A Global Movement is Needed

Over the past decade, there has been a growing realisation that poverty and health are very closely linked. We now know that a few diseases -- such as HIV/AIDS, TB, malaria, childhood diseases, and reproductive health conditions -- are directly biting into the economic growth of poor countries. And there is increasing recognition of the sheer difficulty faced by developing nations as they seek to counter these health threats.

As the success stories that follow show, it is possible to reverse the impact of infectious diseases and reproductive health conditions -- even in the poorest countries. We know what works. A number of health interventions and tools can dramatically reduce deaths from the main killer diseases. They include insecticide-treated bednets to prevent malaria and malaria treatment for pregnant women and children, prevention and care programmes for HIV/AIDS, DOTS strategy to control TB, immunization to prevent measles, and antibiotics to prevent pneumonia deaths among children.

If we can take these interventions to scale, making them available worldwide, we will have in our hands a concrete, result-oriented, and measurable way of starting to reduce poverty. Meanwhile, intensified efforts are also needed to help accelerate the research and development of new tools and to push for reductions in the price of urgently needed medicines and vaccines.

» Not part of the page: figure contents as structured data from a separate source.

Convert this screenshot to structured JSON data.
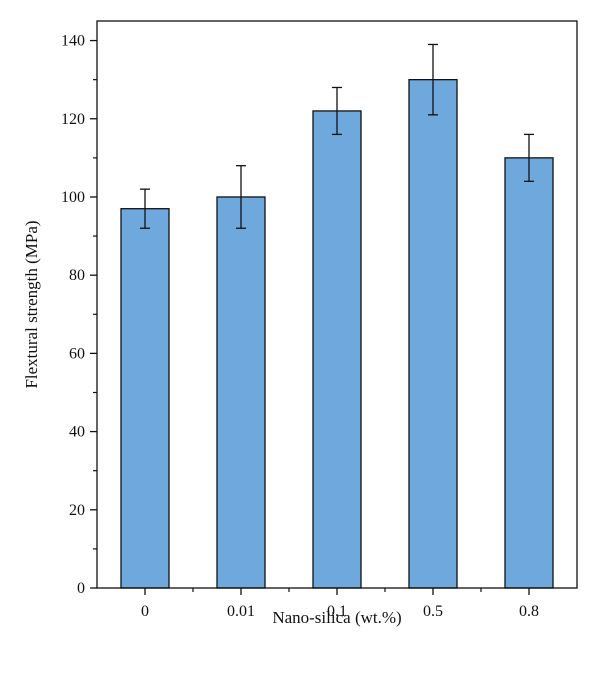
{
  "chart_data": {
    "type": "bar",
    "categories": [
      "0",
      "0.01",
      "0.1",
      "0.5",
      "0.8"
    ],
    "values": [
      97,
      100,
      122,
      130,
      110
    ],
    "error_bars": [
      {
        "low": 92,
        "high": 102
      },
      {
        "low": 92,
        "high": 108
      },
      {
        "low": 116,
        "high": 128
      },
      {
        "low": 121,
        "high": 139
      },
      {
        "low": 104,
        "high": 116
      }
    ],
    "xlabel": "Nano-silica (wt.%)",
    "ylabel": "Flextural strength (MPa)",
    "ylim": [
      0,
      145
    ],
    "yticks": [
      0,
      20,
      40,
      60,
      80,
      100,
      120,
      140
    ],
    "grid": false,
    "bar_color": "#6fa8dc",
    "edge_color": "#111111"
  }
}
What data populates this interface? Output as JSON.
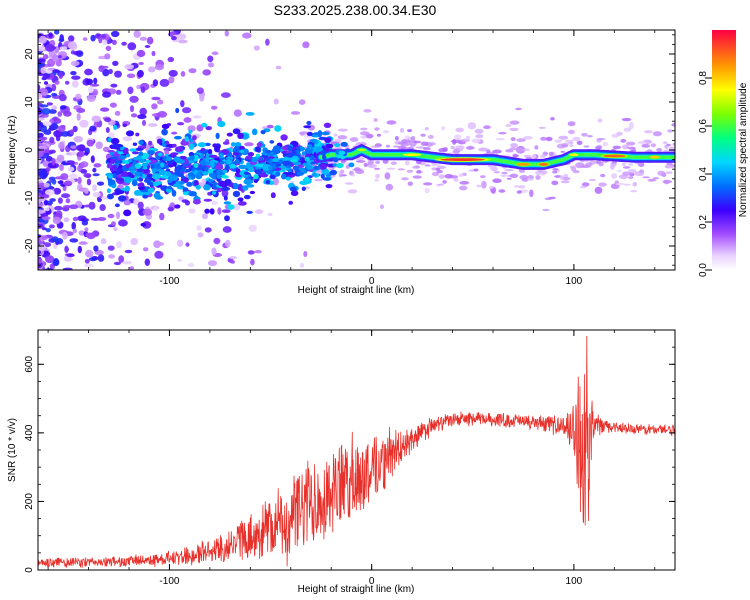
{
  "title": "S233.2025.238.00.34.E30",
  "chart_data": [
    {
      "type": "heatmap",
      "name": "spectrogram",
      "xlabel": "Height of straight line (km)",
      "ylabel": "Frequency (Hz)",
      "xlim": [
        -165,
        150
      ],
      "ylim": [
        -25,
        25
      ],
      "xticks": [
        -100,
        0,
        100
      ],
      "yticks": [
        -20,
        -10,
        0,
        10,
        20
      ],
      "ridge": {
        "description_points_x": [
          -130,
          -110,
          -90,
          -70,
          -50,
          -30,
          -20,
          -10,
          -5,
          0,
          20,
          40,
          60,
          75,
          85,
          95,
          100,
          110,
          130,
          148
        ],
        "freq_y": [
          -4,
          -4,
          -4,
          -4,
          -3,
          -2,
          -1,
          -1,
          0,
          -1,
          -1,
          -2,
          -2,
          -3,
          -3,
          -2,
          -1,
          -1,
          -1.5,
          -1.5
        ]
      },
      "colorbar": {
        "label": "Normalized spectral amplitude",
        "ticks": [
          0.0,
          0.2,
          0.4,
          0.6,
          0.8
        ],
        "range": [
          0,
          1
        ]
      }
    },
    {
      "type": "line",
      "name": "snr",
      "xlabel": "Height of straight line (km)",
      "ylabel": "SNR (10 * v/v)",
      "xlim": [
        -165,
        150
      ],
      "ylim": [
        0,
        700
      ],
      "xticks": [
        -100,
        0,
        100
      ],
      "yticks": [
        0,
        200,
        400,
        600
      ],
      "series": [
        {
          "name": "SNR",
          "color": "#e8302a",
          "envelope_x": [
            -165,
            -120,
            -90,
            -70,
            -55,
            -40,
            -30,
            -20,
            -10,
            0,
            10,
            20,
            30,
            40,
            60,
            80,
            95,
            100,
            103,
            105,
            107,
            108,
            110,
            115,
            130,
            150
          ],
          "envelope_mean": [
            20,
            25,
            40,
            70,
            110,
            150,
            200,
            230,
            260,
            300,
            330,
            380,
            420,
            440,
            440,
            430,
            420,
            410,
            380,
            350,
            380,
            410,
            420,
            420,
            410,
            410
          ],
          "envelope_amp": [
            15,
            15,
            25,
            45,
            70,
            110,
            140,
            130,
            120,
            100,
            70,
            40,
            25,
            20,
            20,
            20,
            30,
            80,
            220,
            300,
            250,
            120,
            40,
            20,
            15,
            15
          ]
        }
      ]
    }
  ]
}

To achieve this, we need a global movement that can make the control of infectious diseases one of the highest social and political priorities of this decade. We need a movement that stimulates people in all countries to find their own best way of carrying the initiative forward. And we need a movement that is inclusive, pluralistic, and positive, but at the same time doesn't lose its focus and determination. In short, we are asking for a massive effort.